昨晚的疼痛犹在,下面胀得慌,她脸皮薄,没好意思与董妈妈讨教缓释的办法。方才在湢浴中查看,已微微肿起。

想起昨晚的无助,身体不受控地排斥,她踢了踢被子,朝里挪去。

许是她一扭一扭的动作打扰到了身边人的休息,或是卫湛也不习惯夜里多个枕边人,许久过后,仍无睡意。

下面实在有些难受,宁雪滢犹豫很久,扭头看向微光中仰躺的丈夫,“我不太舒服,能否帮我寻一种药来?”

卫湛拿开搭在额头上的手,半撑起身子侧倚在床围上,“哪里不舒服?”

面上虽温淡,但回应的倒是极快。

“下面......”

宁雪滢声音很低,低到听不真切,可卫湛还是会意了,抬起手拉了拉帷幔外的铜铃。

紧闭的隔扇传来董妈妈的声音,“老奴谨听吩咐。
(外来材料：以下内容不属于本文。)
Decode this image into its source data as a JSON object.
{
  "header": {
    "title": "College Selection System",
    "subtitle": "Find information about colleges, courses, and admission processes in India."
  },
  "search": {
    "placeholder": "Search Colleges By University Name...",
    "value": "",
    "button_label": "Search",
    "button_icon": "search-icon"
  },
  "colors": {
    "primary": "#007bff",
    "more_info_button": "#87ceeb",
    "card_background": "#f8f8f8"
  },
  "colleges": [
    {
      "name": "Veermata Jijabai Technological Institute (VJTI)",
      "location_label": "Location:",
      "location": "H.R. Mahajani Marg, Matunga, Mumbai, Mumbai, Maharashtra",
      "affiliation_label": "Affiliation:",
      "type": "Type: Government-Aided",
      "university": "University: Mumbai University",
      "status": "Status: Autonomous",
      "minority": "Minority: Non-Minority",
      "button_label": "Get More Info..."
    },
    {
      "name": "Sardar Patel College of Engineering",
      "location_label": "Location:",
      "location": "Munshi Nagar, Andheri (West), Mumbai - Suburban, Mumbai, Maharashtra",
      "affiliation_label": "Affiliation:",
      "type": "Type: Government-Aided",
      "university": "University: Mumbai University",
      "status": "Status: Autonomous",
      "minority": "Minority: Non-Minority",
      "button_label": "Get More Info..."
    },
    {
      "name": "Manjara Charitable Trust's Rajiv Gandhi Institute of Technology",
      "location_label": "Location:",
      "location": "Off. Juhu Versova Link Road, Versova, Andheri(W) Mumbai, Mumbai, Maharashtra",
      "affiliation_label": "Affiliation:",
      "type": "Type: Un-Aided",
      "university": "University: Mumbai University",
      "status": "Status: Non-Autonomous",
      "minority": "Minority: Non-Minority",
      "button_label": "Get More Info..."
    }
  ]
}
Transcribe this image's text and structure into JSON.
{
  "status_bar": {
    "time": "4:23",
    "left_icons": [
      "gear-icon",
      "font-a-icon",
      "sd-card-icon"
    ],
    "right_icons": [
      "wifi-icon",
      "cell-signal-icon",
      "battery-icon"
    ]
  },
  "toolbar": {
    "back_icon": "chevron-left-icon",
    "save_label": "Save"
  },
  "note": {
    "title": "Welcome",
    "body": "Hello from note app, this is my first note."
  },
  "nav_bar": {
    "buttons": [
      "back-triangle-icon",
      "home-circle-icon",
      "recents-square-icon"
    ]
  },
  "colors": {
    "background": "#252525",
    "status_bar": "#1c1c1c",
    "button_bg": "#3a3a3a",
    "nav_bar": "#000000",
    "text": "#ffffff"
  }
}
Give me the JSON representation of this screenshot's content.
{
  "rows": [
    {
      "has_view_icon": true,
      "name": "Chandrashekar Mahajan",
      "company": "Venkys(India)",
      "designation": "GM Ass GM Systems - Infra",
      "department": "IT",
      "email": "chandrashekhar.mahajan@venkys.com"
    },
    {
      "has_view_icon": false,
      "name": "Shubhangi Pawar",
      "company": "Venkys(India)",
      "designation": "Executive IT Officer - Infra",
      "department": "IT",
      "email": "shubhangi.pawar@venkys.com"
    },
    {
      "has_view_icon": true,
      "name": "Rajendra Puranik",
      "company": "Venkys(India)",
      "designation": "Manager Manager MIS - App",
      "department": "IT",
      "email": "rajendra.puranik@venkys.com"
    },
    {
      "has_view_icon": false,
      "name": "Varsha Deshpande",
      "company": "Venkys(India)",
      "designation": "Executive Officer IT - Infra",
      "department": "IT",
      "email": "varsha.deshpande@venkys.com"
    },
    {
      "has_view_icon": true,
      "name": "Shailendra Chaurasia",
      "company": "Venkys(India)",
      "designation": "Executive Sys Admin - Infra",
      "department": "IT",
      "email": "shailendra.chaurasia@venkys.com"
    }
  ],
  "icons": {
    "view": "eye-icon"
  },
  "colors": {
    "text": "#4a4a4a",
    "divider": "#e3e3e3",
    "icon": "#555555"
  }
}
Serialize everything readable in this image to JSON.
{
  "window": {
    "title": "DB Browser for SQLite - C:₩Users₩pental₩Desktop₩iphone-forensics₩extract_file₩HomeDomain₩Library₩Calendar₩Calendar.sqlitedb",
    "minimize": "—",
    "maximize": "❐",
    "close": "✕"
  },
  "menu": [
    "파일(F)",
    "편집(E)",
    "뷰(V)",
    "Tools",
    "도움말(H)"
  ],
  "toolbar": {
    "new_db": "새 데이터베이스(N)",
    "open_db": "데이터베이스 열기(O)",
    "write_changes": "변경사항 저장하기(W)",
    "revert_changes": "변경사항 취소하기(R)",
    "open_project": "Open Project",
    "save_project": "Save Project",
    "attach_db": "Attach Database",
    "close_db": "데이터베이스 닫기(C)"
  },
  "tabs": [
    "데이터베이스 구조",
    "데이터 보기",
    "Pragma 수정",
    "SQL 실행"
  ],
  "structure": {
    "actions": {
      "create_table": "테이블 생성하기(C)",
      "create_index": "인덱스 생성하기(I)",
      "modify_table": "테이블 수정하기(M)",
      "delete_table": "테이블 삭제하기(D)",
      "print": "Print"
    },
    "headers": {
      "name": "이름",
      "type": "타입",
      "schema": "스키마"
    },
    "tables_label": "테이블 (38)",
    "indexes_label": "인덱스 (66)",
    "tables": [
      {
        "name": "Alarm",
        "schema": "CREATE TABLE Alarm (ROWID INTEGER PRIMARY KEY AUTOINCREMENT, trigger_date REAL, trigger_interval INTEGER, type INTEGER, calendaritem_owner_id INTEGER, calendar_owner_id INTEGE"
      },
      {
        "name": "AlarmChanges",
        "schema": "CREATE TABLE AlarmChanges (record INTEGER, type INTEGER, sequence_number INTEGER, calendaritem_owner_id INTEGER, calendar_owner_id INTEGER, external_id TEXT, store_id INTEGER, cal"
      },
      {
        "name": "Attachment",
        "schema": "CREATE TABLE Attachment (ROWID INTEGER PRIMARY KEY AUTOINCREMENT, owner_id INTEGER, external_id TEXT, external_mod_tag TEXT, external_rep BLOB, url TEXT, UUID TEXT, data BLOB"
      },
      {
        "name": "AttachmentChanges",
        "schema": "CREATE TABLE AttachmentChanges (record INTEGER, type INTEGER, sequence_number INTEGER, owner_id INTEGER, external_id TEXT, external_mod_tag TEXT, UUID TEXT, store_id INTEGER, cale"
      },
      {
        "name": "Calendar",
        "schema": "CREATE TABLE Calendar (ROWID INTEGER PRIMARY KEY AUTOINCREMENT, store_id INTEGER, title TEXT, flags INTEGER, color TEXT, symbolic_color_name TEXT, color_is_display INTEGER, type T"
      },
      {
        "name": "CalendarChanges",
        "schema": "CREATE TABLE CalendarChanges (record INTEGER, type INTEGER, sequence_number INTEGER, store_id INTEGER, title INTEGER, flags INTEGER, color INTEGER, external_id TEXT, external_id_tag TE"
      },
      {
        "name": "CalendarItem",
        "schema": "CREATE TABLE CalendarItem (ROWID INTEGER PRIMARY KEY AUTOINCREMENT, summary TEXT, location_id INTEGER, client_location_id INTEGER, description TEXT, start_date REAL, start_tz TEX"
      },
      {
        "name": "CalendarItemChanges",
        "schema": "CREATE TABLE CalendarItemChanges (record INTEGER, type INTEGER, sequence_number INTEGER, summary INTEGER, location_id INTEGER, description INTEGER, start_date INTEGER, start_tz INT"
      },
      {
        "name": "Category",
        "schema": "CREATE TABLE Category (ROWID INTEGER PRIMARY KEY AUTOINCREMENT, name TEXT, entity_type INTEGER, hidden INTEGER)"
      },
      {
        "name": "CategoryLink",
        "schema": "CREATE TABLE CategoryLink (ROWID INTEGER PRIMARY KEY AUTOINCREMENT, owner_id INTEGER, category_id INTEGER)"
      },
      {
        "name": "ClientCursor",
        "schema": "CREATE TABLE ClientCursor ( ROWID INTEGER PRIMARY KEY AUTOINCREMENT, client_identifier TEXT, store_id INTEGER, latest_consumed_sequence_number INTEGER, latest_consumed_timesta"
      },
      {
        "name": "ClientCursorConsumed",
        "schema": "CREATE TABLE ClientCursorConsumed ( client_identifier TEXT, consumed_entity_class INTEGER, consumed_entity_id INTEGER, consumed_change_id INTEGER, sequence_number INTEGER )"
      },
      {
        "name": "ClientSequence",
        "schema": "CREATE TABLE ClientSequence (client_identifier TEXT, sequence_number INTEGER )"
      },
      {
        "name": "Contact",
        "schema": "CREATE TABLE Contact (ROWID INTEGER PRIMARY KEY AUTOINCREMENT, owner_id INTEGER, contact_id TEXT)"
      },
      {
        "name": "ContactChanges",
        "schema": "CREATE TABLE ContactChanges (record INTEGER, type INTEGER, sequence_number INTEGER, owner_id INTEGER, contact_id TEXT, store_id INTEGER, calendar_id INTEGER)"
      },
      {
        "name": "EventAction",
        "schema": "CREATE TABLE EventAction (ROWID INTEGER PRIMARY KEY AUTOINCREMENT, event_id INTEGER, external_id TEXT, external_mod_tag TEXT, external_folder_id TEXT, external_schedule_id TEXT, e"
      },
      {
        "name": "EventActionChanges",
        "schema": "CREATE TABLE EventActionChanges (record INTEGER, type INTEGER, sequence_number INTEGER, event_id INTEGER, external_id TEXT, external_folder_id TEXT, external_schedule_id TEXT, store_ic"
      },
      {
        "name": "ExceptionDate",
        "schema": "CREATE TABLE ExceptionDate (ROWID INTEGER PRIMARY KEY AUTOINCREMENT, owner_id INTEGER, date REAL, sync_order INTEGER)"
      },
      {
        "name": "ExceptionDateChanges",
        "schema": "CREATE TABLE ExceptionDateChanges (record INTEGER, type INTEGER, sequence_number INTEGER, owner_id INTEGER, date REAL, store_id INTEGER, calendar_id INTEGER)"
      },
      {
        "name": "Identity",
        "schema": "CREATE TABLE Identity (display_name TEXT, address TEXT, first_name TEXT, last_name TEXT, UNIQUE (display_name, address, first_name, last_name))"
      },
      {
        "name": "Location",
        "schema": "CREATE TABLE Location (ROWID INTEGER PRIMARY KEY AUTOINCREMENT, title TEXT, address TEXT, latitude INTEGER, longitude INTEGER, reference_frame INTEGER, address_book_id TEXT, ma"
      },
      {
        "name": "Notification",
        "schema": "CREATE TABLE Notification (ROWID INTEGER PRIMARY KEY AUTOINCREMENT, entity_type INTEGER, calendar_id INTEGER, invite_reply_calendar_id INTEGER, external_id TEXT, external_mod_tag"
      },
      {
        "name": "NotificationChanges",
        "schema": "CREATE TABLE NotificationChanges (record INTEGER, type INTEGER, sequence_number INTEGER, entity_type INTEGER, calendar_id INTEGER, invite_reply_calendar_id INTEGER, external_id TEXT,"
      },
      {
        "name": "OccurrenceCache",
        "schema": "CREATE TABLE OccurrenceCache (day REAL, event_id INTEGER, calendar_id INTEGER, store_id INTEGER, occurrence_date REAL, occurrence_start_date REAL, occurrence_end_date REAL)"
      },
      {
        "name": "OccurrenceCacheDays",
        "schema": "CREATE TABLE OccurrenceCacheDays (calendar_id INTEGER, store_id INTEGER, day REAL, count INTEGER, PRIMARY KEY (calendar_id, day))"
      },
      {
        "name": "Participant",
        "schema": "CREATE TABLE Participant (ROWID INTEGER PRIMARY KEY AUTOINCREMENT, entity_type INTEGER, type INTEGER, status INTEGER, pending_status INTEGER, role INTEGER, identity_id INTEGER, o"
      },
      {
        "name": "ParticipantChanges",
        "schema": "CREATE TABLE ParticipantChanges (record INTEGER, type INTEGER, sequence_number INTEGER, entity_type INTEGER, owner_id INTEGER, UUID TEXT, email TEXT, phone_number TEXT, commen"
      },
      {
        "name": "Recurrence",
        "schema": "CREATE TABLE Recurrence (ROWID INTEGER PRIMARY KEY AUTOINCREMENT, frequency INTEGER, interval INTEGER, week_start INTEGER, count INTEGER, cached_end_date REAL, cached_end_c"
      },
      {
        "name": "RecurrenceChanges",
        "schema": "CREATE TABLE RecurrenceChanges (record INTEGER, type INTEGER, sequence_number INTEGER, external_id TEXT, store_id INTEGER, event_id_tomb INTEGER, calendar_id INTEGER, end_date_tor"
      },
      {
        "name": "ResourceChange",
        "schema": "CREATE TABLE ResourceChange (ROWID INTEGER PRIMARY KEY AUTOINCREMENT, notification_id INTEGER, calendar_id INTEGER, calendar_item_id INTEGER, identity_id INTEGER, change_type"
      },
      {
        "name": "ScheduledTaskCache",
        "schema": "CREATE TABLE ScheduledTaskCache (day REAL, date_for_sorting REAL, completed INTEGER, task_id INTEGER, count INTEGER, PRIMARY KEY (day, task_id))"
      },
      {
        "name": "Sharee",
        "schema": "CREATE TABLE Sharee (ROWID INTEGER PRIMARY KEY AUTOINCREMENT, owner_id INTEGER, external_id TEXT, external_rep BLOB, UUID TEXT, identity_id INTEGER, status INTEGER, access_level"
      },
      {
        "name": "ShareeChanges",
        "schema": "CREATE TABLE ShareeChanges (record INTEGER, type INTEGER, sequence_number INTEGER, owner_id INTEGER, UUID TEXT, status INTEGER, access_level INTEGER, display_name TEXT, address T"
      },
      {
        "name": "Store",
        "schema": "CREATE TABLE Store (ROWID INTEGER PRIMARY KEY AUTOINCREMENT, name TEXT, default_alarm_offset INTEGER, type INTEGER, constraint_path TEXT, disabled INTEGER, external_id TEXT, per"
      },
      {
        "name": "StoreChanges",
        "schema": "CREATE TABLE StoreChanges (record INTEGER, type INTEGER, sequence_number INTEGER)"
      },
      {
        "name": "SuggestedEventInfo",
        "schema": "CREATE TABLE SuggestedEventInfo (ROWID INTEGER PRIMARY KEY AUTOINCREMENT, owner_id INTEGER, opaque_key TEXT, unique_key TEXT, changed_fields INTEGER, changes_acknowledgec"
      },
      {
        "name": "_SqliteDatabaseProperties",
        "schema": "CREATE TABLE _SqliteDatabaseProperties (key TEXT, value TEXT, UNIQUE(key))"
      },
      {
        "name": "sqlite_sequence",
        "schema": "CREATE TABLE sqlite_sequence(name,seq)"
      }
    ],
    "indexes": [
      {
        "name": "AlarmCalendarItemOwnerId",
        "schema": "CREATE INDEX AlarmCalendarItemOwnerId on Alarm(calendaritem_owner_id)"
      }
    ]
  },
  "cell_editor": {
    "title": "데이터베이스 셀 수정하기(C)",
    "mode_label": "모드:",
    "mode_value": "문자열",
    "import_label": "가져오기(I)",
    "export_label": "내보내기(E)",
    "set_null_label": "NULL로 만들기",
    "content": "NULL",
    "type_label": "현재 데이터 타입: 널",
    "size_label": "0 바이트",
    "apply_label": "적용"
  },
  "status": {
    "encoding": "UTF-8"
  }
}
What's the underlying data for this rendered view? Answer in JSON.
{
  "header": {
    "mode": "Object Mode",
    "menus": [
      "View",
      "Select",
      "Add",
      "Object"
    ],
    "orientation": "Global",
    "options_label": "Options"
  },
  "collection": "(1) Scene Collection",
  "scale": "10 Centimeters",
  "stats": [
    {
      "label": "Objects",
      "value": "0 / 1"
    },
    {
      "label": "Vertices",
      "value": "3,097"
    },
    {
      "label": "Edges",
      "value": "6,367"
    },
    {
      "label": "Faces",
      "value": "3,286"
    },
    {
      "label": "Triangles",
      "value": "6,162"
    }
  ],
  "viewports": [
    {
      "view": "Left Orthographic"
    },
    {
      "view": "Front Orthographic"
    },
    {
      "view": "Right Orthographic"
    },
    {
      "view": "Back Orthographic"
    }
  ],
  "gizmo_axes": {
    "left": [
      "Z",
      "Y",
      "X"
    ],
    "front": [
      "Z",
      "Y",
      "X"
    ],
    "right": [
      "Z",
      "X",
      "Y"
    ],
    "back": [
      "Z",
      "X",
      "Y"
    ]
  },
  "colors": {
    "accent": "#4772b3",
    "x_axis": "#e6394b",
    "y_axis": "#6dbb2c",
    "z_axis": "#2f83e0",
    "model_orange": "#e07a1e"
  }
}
”

卫湛背对隔扇,盯着将自己蒙进被子的小妻子,淡淡道:“取一瓶消肿的药来。”

稍顿又道:“温和一些的。”

门外,董妈妈应了声“诺”,转身离开去往西厢房,很快折回正房兰堂。

卫湛自内寝拉开隔扇,披着件松松垮垮的赭色缎衫,长身玉立地现身在一片暖黄中。

董妈妈目不斜视,递上药瓶,恭敬地退了出去。

卫湛拿着瓷瓶走到床边,“用我吗?”

宁雪滢几乎抬手就去抢他手中的瓷瓶,“不用,我自己能行。”

说完又钻回被子里,头一蒙,一动不动,没有多余的动作,像只囤食准备过冬的小兽。

卫湛坐在床边,盯着鼓起的被子,不知出于什么心理,漠着脸戳了下最高的地方,手戳之处立即瘪塌,里面的小兽挪了个窝,避开了他的触碰。

卫湛又戳了几下,直到把小兽逼出“洞穴”才罢休。

宁雪滢冒出个脑袋瓜,双手紧紧捏着被沿,粉面泛着迷茫,“快睡吧,明日还要起早敬茶。”